Are builders, developers, investors, lenders, and home buyers ready to take it on?
A widely held view among developers, builders, lenders, investors, etc., is that government risk aversion went way overboard coming out of the Great Recession, and that’s been holding back housing and the economy.
There’s data loaded for bear as evidence. A National Association of Realtors study on worrying U.S. homeownership trends estimates that if housing bounced back as it should have–i.e. without crushing overreach from regulators holding it back–the sector would have added $300 billion to the U.S. economy in 2016, with a GDP impact of 1.8%.
Moreover, a new NAR study
suggests that if a normal housing rebound had occurred, there’d have been organically-driven starts of an additional 3.7 million homes across the past eight years, more than double what actually happened.
It’s hard not to imagine where we’d be now if all that production and productivity had taken place in typical post-recession fashion.
Instead, housing’s recovery has had to crawl and claw through conditions and circumstances seemingly inimical to its very existence. Unpacking the root causes from the effects, seeing one root cause as separate and distinct from others, and understanding the root cause of the root causes have been problematic.
So, old Uncle Sam–who’s always up in everybody’s business, taxing this and restricting that and requiring this and making a new code to comply with here and banning activity there–gets blamed for being the bad guy behind all of the negatives.
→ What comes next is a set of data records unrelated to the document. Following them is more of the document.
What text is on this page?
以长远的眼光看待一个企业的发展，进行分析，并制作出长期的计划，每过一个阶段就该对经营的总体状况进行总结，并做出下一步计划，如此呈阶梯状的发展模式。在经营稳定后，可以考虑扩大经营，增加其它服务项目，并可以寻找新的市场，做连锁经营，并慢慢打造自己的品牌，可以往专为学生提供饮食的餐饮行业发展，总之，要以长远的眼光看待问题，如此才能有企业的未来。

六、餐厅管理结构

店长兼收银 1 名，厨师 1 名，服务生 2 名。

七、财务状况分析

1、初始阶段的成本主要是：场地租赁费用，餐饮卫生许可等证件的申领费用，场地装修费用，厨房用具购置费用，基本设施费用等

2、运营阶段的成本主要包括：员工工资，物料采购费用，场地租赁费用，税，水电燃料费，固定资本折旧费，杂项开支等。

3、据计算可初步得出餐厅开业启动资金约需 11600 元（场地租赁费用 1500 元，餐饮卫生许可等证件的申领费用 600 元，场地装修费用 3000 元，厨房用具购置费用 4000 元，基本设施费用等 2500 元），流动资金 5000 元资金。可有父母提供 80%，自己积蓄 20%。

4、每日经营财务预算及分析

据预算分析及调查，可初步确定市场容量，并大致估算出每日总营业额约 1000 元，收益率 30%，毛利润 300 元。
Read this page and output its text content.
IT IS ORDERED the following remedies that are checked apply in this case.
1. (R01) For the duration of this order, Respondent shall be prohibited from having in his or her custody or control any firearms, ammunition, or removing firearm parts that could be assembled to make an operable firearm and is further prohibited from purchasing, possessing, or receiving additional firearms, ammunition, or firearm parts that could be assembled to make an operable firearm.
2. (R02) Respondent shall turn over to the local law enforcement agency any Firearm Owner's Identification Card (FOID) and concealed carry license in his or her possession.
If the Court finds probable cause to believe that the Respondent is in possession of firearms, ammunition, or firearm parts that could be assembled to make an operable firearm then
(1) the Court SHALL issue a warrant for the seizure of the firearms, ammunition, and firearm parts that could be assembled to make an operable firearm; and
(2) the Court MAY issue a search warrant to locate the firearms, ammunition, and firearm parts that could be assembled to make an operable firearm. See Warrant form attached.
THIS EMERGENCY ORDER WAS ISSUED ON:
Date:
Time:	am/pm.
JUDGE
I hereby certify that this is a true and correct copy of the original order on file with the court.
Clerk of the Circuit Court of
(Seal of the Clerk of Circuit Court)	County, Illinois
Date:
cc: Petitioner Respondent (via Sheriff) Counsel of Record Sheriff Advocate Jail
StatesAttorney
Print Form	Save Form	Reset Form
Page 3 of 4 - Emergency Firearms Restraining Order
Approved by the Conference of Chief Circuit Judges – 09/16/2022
He’s the reason the economy’s sluggish. He’s the reason deals don’t get done, money can’t move, businesses’ hands are tied, people can’t start companies or hire workers, or get loans.
Now, the complexion is changing, the barriers–real and imagined–are being lowered, and a new policy era is getting traction, focused at least initially on undoing everything Uncle Sam was preoccupied doing over the last eight plus years.
Fact is, for housing and real estate to work well and normally, they must tolerate certain amounts of risk. The private sector only ever fully engages in business opportunities when competitive edge goes to ones whose risks are both bolder and smarter than others’. Overregulation has held back some fair amount of this investment, reduced the pool of active players, and stunted the overall growth of capital put in place in the sector because competition has been thwarted.
New days, new risk tolerance levels, and new rewards to those who’re successful at managing those risks, are at hand.
We’re starting to see signs everywhere. Here’s two examples (note, both of these articles are behind the WSJ paywall … please email me if that’s a problem):
“Does Anyone Remember How to Make a Subprime Mortgage?”
“Help for Home Buyers Burdened by Student Debt.”
The question is, have lenders, investors, builders, and developers learned enough, and do they remember enough to manage themselves as the government policy pendulum swings back to a position that encourages bold risk-taking among American companies?